🚀 Quickstart Guide¶

Welcome to GridMaster — a powerful, user-friendly toolkit for hyperparameter tuning and model selection.

This guide will help you:

✅ Install the package
✅ Prepare your data
✅ Run your first grid search
✅ Understand key outputs
✅ Automate multi-stage search
✅ Visualize results

1. Installation¶

pip install --upgrade gridmaster

⚠️ Make sure your Python version is >= 3.8,
and that you have compatible versions of scikit-learn, xgboost, lightgbm, and catboost installed.

⚠️ I recommend always installing the latest version to benefit from new features, bug fixes, and improvements.

2. Preparing Your Data¶

Ensure you have: - A feature matrix X (as a pandas DataFrame or NumPy array) - A target vector y

Example:

import pandas as pd
from sklearn.datasets import load_iris

data = load_iris()
X = pd.DataFrame(data.data, columns=data.feature_names)
y = data.target

3. Running Your First Grid Search¶

By default, you can run:

from gridmaster import GridMaster

# Initialize with at least one model
gm = GridMaster(models=['logistic', 'random_forest'], X_train = X_train, y_train = y_train)

gm.coarse_search()
gm.fine_search()

This will:

✅ First perform a broad search across a coarse grid of hyperparameters,
✅ Then perform a narrower, fine-grained search around the best coarse parameters,
✅ Efficiently balance exploration and exploitation for better-tuned models.

By default, GridMaster balances system load and speed by using half of available CPU cores for parallel search; advanced users can adjust this with the n_jobs parameter (see Advanced Settings).

By default, GridMaster() initialization uses fast mode, applying a small, quick grid of hyperparameters designed for rapid exploration or lightweight machines. For professional or production use, you can pass mode='industrial' to start with a larger industrial-grade coarse grid. Please check __init__() and Tech Spaces for details.

By default, fine_search and multi_stage_search uses smart mode, automatically refining the top 2 impactful parameters based on coarse search performance variation. See Modes for details.

Advanced users can also pass custom GPU-related estimator parameters (e.g., tree_method='gpu_hist' for XGBoost) through the custom_estimator_params argument (see Advanced Settings).

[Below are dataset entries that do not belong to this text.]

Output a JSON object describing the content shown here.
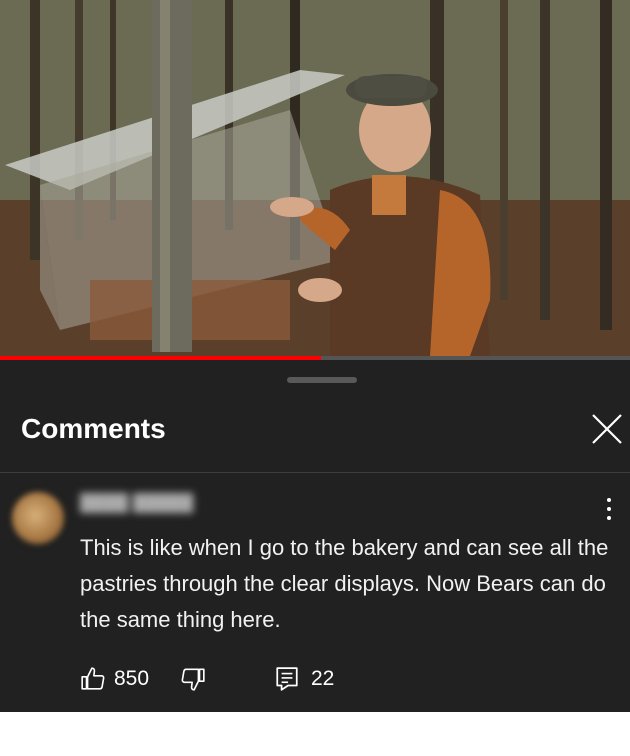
{
  "video": {
    "progress_fraction": 0.51
  },
  "comments_panel": {
    "title": "Comments",
    "close_icon": "close-icon"
  },
  "comment": {
    "author": "████ █████",
    "text": "This is like when I go to the bakery and can see all the pastries through the clear displays. Now Bears can do the same thing here.",
    "like_count": "850",
    "reply_count": "22",
    "icons": {
      "like": "thumbs-up-icon",
      "dislike": "thumbs-down-icon",
      "reply": "reply-icon",
      "more": "more-vert-icon"
    }
  },
  "colors": {
    "background": "#212121",
    "accent": "#ff0000",
    "text": "#f1f1f1"
  }
}
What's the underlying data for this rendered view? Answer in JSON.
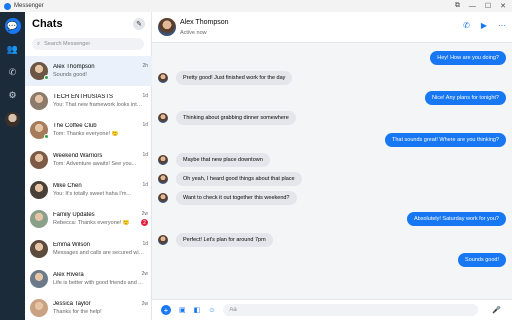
{
  "window": {
    "title": "Messenger",
    "controls": [
      "⧉",
      "—",
      "☐",
      "✕"
    ]
  },
  "sidebar": {
    "title": "Chats",
    "search_placeholder": "Search Messenger"
  },
  "chats": [
    {
      "name": "Alex Thompson",
      "preview": "Sounds good!",
      "time": "2h",
      "selected": true,
      "online": true,
      "avatar": "#6b5544"
    },
    {
      "name": "TECH ENTHUSIASTS",
      "preview": "You: That new framework looks inter...",
      "time": "1d",
      "avatar": "#8c7b6a"
    },
    {
      "name": "The Coffee Club",
      "preview": "Tom: Thanks everyone! 🙂",
      "time": "1d",
      "online": true,
      "avatar": "#a47c5c"
    },
    {
      "name": "Weekend Warriors",
      "preview": "Tom: Adventure awaits! See you...",
      "time": "1d",
      "avatar": "#7d5a45"
    },
    {
      "name": "Mike Chen",
      "preview": "You: It's totally sweet haha I'm...",
      "time": "1d",
      "avatar": "#4a4038"
    },
    {
      "name": "Family Updates",
      "preview": "Rebecca: Thanks everyone! 🙂",
      "time": "2w",
      "badge": "2",
      "avatar": "#8aa08a"
    },
    {
      "name": "Emma Wilson",
      "preview": "Messages and calls are secured with...",
      "time": "1d",
      "avatar": "#5c4a3d"
    },
    {
      "name": "Alex Rivera",
      "preview": "Life is better with good friends and ...",
      "time": "2w",
      "avatar": "#6a7a8a"
    },
    {
      "name": "Jessica Taylor",
      "preview": "Thanks for the help!",
      "time": "2w",
      "avatar": "#c9a283"
    }
  ],
  "conversation": {
    "name": "Alex Thompson",
    "status": "Active now",
    "messages": [
      {
        "dir": "out",
        "text": "Hey! How are you doing?",
        "avatar": false
      },
      {
        "dir": "in",
        "text": "Pretty good! Just finished work for the day",
        "avatar": true
      },
      {
        "dir": "out",
        "text": "Nice! Any plans for tonight?",
        "avatar": false
      },
      {
        "dir": "in",
        "text": "Thinking about grabbing dinner somewhere",
        "avatar": true
      },
      {
        "dir": "out",
        "text": "That sounds great! Where are you thinking?",
        "avatar": false
      },
      {
        "dir": "in",
        "text": "Maybe that new place downtown",
        "avatar": true
      },
      {
        "dir": "in",
        "text": "Oh yeah, I heard good things about that place",
        "avatar": true
      },
      {
        "dir": "in",
        "text": "Want to check it out together this weekend?",
        "avatar": true
      },
      {
        "dir": "out",
        "text": "Absolutely! Saturday work for you?",
        "avatar": false
      },
      {
        "dir": "in",
        "text": "Perfect! Let's plan for around 7pm",
        "avatar": true
      },
      {
        "dir": "out",
        "text": "Sounds good!",
        "avatar": false
      }
    ]
  },
  "composer": {
    "placeholder": "Aa"
  }
}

🛠️ Optional: Automate Multi-Stage Grid Search¶

If you want to automate the whole search pipeline with multiple refinement stages, use:

gm.multi_stage_search(
    model_name='logistic',
    cv=5,
    scoring='accuracy',
    stages=[(0.5, 5), (0.2, 5)],
    search_mode='smart'  # default is 'smart'
)

This will:

✅ Run an initial coarse search
✅ Then automatically narrow the parameter grid by ±50% with 5 points
✅ Then further narrow by ±20% with 5 points

Special note for Log Scale Parameters:
For hyperparameters that work on a log scale (like C, learning_rate), the fine grid will be generated intelligently in log space, ensuring the search focuses on meaningful ranges without wasting runs.

⚠️ About Default Parameters¶

GridMaster uses scikit-learn's default hyperparameter grids (e.g., for Logistic Regression, Random Forest, XGBoost), which are designed for general-purpose datasets.

By default, the scoring metric is 'accuracy',
but you can change it by setting the scoring argument directly:

gm.coarse_search(scoring='recall')
gm.fine_search(scoring='f1')
gm.multi_stage_search(scoring='roc_auc')

For a full list of available parameters and options,
see the Essential Tools section of the documentation.

🔑 `multi_stage_search()` or `coarse()` + `fine()`?¶

By default, calling multi_stage_search() alone is equivalent to running coarse_search() followed by one fine_search() — it automatically performs a two-stage tuning.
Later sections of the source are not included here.